Da ragazzo lei giocava a calcio?

«Ero grassottello ed ero il primo della classe, gli altri erano bravi e io davo per scontato di non essere capace. Quindi facevo il portiere, ma nonostante stessi disciplinatamente fra i pali, mi infilzavano sempre. Il calcio è stato il simbolo di un mio Aventino esistenziale: tutto ciò che nella vita ho avuto paura di fare e cui ho rinunciato».

Si sente che frequenta la psicoterapia. In questi mesi le è stata particolarmente utile?

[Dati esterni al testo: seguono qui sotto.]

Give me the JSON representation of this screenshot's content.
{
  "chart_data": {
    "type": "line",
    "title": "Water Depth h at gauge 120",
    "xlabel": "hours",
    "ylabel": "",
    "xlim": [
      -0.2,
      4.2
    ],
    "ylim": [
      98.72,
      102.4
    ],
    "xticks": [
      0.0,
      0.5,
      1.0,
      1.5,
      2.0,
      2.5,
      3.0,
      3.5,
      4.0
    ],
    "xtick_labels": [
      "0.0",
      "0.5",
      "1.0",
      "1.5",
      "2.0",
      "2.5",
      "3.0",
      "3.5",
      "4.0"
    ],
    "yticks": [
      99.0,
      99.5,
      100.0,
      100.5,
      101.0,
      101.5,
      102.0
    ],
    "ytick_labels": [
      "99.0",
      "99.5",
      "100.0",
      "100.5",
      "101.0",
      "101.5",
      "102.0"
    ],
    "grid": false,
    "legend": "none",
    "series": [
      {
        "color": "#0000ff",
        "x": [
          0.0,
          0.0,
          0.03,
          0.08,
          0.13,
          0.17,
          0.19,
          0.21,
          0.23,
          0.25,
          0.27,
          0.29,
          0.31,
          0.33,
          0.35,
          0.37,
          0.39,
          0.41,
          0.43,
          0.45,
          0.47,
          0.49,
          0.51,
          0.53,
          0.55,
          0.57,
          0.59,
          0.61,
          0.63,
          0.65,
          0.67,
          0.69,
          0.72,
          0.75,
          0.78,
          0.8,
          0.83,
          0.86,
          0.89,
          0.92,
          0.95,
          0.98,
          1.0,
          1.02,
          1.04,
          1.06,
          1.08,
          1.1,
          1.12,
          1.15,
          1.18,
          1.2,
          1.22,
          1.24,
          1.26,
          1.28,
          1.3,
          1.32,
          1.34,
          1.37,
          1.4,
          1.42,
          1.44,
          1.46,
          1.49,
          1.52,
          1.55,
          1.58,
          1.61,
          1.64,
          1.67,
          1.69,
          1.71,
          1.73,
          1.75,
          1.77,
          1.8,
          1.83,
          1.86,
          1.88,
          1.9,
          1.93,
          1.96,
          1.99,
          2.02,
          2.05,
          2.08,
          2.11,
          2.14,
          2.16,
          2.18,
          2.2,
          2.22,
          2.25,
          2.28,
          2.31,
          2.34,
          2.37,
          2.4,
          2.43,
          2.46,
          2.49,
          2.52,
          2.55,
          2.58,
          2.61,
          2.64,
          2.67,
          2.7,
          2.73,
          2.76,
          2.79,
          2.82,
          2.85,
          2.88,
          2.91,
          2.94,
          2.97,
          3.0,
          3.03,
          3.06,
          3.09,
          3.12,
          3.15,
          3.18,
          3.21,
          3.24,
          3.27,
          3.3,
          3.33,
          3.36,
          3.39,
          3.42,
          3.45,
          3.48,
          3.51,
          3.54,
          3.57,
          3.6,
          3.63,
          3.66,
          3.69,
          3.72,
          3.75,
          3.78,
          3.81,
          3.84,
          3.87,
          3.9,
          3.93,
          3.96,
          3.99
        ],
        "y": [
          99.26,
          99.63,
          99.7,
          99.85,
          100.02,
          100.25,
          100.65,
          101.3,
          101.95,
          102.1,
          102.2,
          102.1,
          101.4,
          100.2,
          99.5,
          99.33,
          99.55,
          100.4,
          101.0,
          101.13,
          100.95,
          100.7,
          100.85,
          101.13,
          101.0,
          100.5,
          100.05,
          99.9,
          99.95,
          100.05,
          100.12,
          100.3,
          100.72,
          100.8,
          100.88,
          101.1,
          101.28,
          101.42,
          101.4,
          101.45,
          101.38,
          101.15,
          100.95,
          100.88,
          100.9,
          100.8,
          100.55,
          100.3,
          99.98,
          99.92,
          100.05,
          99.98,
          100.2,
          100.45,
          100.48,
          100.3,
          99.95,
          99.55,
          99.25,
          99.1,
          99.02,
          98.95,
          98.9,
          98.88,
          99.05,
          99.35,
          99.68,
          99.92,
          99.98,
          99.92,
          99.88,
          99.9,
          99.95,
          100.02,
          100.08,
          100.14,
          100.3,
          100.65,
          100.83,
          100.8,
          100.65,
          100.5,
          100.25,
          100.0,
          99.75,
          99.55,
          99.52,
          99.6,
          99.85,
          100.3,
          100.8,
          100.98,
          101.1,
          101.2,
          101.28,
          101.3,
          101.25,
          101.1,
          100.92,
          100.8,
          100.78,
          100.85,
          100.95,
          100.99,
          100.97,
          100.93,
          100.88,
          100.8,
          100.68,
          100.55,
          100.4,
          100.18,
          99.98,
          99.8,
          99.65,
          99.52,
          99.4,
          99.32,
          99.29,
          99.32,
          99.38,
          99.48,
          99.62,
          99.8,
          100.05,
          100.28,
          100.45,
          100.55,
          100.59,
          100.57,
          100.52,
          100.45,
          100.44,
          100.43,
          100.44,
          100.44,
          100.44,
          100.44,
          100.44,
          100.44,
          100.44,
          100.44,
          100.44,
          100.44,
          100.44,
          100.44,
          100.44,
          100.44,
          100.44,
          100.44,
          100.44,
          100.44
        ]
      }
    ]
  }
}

«In realtà non ho avuto particolari disagi, dopo il primo lockdown ho subito ripreso a lavorare e non ho più smesso: a metà giugno sono andato a fare un film in Grecia, in luglio è partita questa fiction, poi ho girato La promessa di Gian Luca Tavarelli dove sono un buon uomo un po’ marginale come Enzo Totti, quindi in PugliaBentornato papà. In tutto ciò, non ho mai saltato la terapia: il mio psicologo mi aveva proposto le sedute da remoto, ma non ho voluto. Vado da lui in bicicletta, e questo tragitto ormai fa parte della cura, non ci rinuncerei».

Che cosa pensa mentre pedala?

«Mi interrogo sull’opportunità di continuare ad andare in bicicletta, sulla mia caparbietà abitudinaria: io mi fisso che le cose rimangano sempre le stesse, forse perché con questo lavoro cambia talmente tutto in continuazione che serve compensare con riferimenti stabili».